<< zurück zur Presse - Übersicht
Pressestimmen zum Konzert im November 2002
Neues Bülacher Tagblatt — 7. November 2002
Eindrucksvolle Aufführung der «Psalmen Davids» zum Abschluss
Allerheiligen-Konzert des Kammerchors Zürcher Unterland in der Dreifaltigkeitskirche Büach
Für die beiden Konzerte in Bülach und Zürich hatte Dirigent Beat Raaflaub von den im Jahr 1619 veröffentlichten sechsundzwanzig Kompositionen der «Psalmen Davids» insgesamt deren zwölf ausgewählt. Davon waren interessanterweise einige — so auch die Psalmen 98 und 100 — zur Hundert-Jahr-Feier der Reformation geschrieben worden.
Vollbesetzte Dreifaltigkeitskirche
Wohl auch im Sinne einer Ökumenischen Allerheiligen-Feier war die Publikumsbeteiligung anderer religiöser Gemeinschaften überaus gross. Entsprechend hochkarätig war das Aufgebot von 49 Sängerinnen und 26 Sängern des Kammerchors Zürcher Unterland plus das 14-köpfige renommierte Begleitorchester «Ensemble ad fontes» mit Musikern aus Basel und dem benachbarten zweisprachigen Elsass.
Zu einer gewissen Irritation des breiten Publikums schien zu Beginn der abendlichen Aufführung die Tatsache zu führen, dass Dirigent Beat Raaflaub im mittleren Kirchengang erhöht positioniert war, während ein Teil des imposanten gemischten Chors mit dem «Ensemble ad fontes» im Kirchenschiff Aufstellung genommen hatte, ein anders stimmlich zusammengesetzter Chorteil jedoch von der Empore herab in das gesanglich-musikalische Geschehen eingriff.
Der Aufführungsmodus, dass sich jeweils ein Teil des Kammerchors plus einzelne Gesangssolisten nach den einzelnen Psalmen von der Empore in den vorderen Kirchenteil — und umgekehrt — verschoben, brachte unerwartete «Lebendigkeit» in die Aufführung. Bei aller Subtilität angesichts dieser speziellen Konzert- und Dirigier-Praxis, schienen denn auch das allgemeine Ambiente, die angestrebte feierliche Stimmung dadurch doch etwas beeinträchtigt.
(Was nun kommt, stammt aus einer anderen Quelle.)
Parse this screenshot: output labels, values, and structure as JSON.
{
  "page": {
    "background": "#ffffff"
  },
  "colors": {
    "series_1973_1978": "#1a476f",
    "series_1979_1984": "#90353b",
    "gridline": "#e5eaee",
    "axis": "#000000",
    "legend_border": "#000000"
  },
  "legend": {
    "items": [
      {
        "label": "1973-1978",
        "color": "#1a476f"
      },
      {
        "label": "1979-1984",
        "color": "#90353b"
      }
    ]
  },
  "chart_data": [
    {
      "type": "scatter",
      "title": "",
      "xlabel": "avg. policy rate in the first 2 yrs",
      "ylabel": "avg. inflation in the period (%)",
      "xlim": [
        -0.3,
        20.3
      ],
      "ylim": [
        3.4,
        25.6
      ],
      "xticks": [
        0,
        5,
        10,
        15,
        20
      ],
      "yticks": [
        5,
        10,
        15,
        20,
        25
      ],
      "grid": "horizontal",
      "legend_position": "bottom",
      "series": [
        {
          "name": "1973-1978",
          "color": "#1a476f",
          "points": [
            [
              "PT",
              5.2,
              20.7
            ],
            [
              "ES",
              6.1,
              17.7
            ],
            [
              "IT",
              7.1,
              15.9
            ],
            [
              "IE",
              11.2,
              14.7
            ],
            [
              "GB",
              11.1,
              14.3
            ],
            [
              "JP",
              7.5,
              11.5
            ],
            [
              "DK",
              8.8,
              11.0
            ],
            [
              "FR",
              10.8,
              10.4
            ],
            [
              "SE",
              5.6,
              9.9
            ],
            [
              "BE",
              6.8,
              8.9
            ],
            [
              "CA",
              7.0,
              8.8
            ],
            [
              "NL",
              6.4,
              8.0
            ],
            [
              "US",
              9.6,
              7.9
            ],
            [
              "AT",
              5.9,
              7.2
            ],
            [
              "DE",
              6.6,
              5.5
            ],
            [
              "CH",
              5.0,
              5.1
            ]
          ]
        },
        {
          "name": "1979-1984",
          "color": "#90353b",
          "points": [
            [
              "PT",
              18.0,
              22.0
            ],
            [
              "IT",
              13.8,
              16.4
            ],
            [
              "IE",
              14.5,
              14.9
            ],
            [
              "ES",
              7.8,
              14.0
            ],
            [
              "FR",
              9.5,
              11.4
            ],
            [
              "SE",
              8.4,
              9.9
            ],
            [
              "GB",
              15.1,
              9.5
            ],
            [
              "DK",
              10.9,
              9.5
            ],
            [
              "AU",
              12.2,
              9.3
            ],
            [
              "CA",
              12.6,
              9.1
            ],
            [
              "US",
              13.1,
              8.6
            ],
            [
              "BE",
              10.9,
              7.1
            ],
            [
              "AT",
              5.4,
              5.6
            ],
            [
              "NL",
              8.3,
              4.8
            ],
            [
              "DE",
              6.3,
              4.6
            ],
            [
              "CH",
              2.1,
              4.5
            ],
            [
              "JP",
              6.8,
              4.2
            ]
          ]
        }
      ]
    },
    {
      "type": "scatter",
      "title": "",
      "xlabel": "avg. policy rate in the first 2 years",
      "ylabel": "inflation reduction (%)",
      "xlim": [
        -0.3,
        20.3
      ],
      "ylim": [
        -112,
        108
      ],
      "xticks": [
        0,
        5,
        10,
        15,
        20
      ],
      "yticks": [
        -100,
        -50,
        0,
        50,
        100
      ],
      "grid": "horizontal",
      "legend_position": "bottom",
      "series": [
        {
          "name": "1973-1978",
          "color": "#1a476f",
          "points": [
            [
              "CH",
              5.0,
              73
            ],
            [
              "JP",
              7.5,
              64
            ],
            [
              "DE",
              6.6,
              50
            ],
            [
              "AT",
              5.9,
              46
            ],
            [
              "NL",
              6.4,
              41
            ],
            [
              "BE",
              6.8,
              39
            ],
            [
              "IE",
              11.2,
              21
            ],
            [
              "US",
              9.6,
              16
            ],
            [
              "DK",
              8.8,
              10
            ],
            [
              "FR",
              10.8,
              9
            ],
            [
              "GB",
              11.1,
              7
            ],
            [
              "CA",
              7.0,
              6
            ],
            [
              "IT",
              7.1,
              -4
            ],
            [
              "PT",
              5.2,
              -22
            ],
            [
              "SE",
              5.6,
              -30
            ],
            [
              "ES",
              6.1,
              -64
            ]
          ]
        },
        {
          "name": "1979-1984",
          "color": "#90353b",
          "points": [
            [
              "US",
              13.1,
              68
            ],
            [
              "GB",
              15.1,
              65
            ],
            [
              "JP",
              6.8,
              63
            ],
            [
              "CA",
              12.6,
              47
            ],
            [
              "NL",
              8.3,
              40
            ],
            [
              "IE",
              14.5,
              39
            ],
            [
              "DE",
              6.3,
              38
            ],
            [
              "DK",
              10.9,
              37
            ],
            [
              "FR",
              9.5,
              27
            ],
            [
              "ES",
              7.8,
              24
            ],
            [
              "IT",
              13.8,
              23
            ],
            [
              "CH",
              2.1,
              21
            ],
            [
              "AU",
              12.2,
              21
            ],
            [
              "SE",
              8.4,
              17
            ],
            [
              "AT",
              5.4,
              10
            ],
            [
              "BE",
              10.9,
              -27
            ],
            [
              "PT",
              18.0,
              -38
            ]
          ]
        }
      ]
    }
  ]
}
Herausragende Gesangs-Solisten
Mit der Verpflichtung der auch international reputierten Gesangs-Solisten — Nuria Rial (Sopran), Jürgen Banholzer (Altus), Thomas Gremmelspacher (Tenor) sowie Thomas Moser (Bariton) — waren sowohl die einzelnen Soloparts, wie aber auch im Duo oder Quartett zum Vortrag gelangenden ausgewählten «Psalmen» höchst exzellent besetzt.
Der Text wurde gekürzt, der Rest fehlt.